In previous years, Colledge had students focus solely on addressing the problems presented by a directive to walk on water. This time around, he realized that all the walking in the world means nothing without a place to go.
That’s where the platforms entered the picture.
The project was divided into three primary groups, each split into teams of two working on solving different sides of the problem.
On Thursday night, each group took turns addressing the class, one half presenting their prototype for a stable platform and the other a (hopefully) working method for stepping across the surface of the water.
“Engineering is not just sitting down and crunching some numbers. It’s experimenting,” Colledge said.

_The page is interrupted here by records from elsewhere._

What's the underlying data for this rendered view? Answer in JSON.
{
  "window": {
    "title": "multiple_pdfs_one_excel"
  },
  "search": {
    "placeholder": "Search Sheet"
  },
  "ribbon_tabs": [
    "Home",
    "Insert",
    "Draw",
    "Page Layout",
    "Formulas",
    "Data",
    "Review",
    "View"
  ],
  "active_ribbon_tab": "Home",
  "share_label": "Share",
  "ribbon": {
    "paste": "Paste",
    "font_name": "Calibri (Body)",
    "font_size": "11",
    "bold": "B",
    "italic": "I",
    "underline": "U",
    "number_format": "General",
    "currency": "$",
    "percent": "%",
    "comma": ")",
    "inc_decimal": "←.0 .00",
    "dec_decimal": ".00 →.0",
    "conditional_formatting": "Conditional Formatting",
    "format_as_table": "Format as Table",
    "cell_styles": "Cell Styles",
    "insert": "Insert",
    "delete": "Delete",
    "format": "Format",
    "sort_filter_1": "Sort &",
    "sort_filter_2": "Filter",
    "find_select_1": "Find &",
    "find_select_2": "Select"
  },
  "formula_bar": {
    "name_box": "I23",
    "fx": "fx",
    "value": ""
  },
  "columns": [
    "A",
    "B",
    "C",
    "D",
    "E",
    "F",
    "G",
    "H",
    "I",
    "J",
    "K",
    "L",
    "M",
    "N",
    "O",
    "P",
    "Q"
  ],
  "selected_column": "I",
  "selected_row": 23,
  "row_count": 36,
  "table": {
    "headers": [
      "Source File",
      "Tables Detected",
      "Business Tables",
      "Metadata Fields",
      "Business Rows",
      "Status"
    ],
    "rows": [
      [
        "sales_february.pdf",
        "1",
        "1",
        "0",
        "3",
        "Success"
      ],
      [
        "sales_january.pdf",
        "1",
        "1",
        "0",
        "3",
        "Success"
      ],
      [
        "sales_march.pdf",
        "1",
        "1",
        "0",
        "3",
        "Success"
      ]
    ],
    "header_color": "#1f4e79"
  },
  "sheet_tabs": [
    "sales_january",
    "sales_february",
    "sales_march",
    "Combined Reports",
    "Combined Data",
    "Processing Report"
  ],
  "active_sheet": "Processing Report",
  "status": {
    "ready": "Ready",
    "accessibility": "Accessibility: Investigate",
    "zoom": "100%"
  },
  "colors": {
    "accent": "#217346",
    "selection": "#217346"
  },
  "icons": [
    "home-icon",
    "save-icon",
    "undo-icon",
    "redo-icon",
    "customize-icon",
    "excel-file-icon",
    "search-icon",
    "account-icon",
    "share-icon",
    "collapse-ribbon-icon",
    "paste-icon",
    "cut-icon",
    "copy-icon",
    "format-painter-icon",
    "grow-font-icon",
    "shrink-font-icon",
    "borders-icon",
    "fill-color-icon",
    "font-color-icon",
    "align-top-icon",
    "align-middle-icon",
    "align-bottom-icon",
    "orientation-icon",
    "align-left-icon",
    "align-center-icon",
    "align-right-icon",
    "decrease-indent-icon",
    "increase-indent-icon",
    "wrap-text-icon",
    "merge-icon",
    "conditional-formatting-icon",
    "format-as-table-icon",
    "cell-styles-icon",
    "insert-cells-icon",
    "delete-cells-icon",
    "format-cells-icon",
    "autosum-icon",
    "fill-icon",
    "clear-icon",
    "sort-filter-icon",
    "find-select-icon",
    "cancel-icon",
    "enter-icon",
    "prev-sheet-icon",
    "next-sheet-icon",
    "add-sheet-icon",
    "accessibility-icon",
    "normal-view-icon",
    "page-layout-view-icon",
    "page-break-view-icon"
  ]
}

Students Rahul Pendurthi and Cody Kubicki went through two other prototypes of their floating platform before developing the version that made its debut Thursday night.
The students were instructed to tailor their products to suit prospective consumers and not the eye of the designer.

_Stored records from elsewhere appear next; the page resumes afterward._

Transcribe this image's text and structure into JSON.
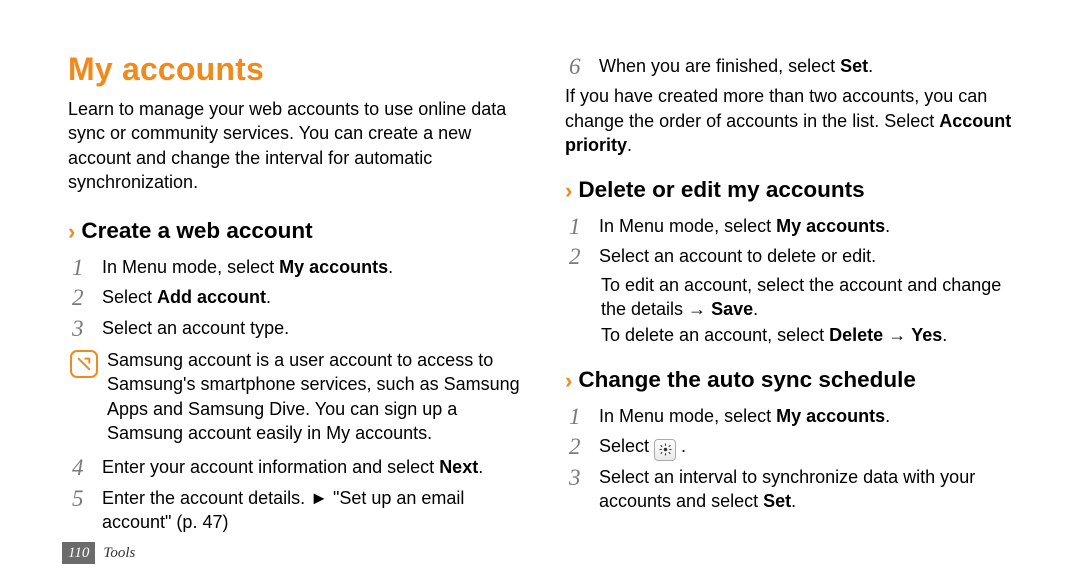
{
  "left": {
    "heading": "My accounts",
    "intro": "Learn to manage your web accounts to use online data sync or community services. You can create a new account and change the interval for automatic synchronization.",
    "section1": {
      "title": "Create a web account",
      "step1_a": "In Menu mode, select ",
      "step1_b": "My accounts",
      "step1_c": ".",
      "step2_a": "Select ",
      "step2_b": "Add account",
      "step2_c": ".",
      "step3": "Select an account type.",
      "note": "Samsung account is a user account to access to Samsung's smartphone services, such as Samsung Apps and Samsung Dive. You can sign up a Samsung account easily in My accounts.",
      "step4_a": "Enter your account information and select ",
      "step4_b": "Next",
      "step4_c": ".",
      "step5_a": "Enter the account details. ► \"Set up an email account\" (p. 47)"
    }
  },
  "right": {
    "step6_a": "When you are finished, select ",
    "step6_b": "Set",
    "step6_c": ".",
    "cont_a": "If you have created more than two accounts, you can change the order of accounts in the list. Select ",
    "cont_b": "Account priority",
    "cont_c": ".",
    "section2": {
      "title": "Delete or edit my accounts",
      "step1_a": "In Menu mode, select ",
      "step1_b": "My accounts",
      "step1_c": ".",
      "step2": "Select an account to delete or edit.",
      "sub1_a": "To edit an account, select the account and change the details → ",
      "sub1_b": "Save",
      "sub1_c": ".",
      "sub2_a": "To delete an account, select ",
      "sub2_b": "Delete",
      "sub2_c": " → ",
      "sub2_d": "Yes",
      "sub2_e": "."
    },
    "section3": {
      "title": "Change the auto sync schedule",
      "step1_a": "In Menu mode, select ",
      "step1_b": "My accounts",
      "step1_c": ".",
      "step2_a": "Select ",
      "step2_b": ".",
      "step3_a": "Select an interval to synchronize data with your accounts and select ",
      "step3_b": "Set",
      "step3_c": "."
    }
  },
  "footer": {
    "page": "110",
    "chapter": "Tools"
  },
  "nums": {
    "n1": "1",
    "n2": "2",
    "n3": "3",
    "n4": "4",
    "n5": "5",
    "n6": "6"
  },
  "chevron": "›"
}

Pendurthi and Kubicki used Arts Fest as an opportunity to poll the general public to see what they would want from a platform or a boat.
Answers mostly boiled down to recreational activities like tanning or jumping into the water.
One of the teams’ original models was constructed using water barrels to provide buoyancy but they caused the structure to rise too high and become wobbly.
“You have to be very careful about what materials you use,” Pendurthi said.
Their final design, constructed from plywood and polystyrene foam, was built with an eye toward holding two or three people at a time.
Timing was of the essence. Due to the condensed timetable of the summer session, a project that would typically take almost two months had to be crunched into two and a half weeks.
Students tested their initial designs Tuesday, leaving only a day or so to make any improvements.
The time crunch did help to emphasize one crucial element of engineering.
“You have to think of many options and then find the best one,” Nick Pasquini, an engineering student, said.
Pasquini was one of the group members responsible for the walking on water portion of the challenge.
His team’s final product was reached after a lot of online research and calculations.
Faintly resembling skis made of foam with some wood for bracing, the flotation devices sported two adjustable sandals nailed into the frame for foot placement.
According to the calculations Pasquini and his team performed, the apparatus could support up to 276 pounds.
Their initial test on Tuesday proved successful.
“It worked for us the first time, so we’re hoping it works again today,” Pasquini said.
They did work — at least for a little while.
During the demonstration period, the group’s flotation devices and platform each performed adequately, but during a competitive water walk-off against the other two teams, the screws holding one of the sandals in place came loose, causing a student to slip into the water.
“Failure is good as long as you learn rapidly from it,” Colledge said.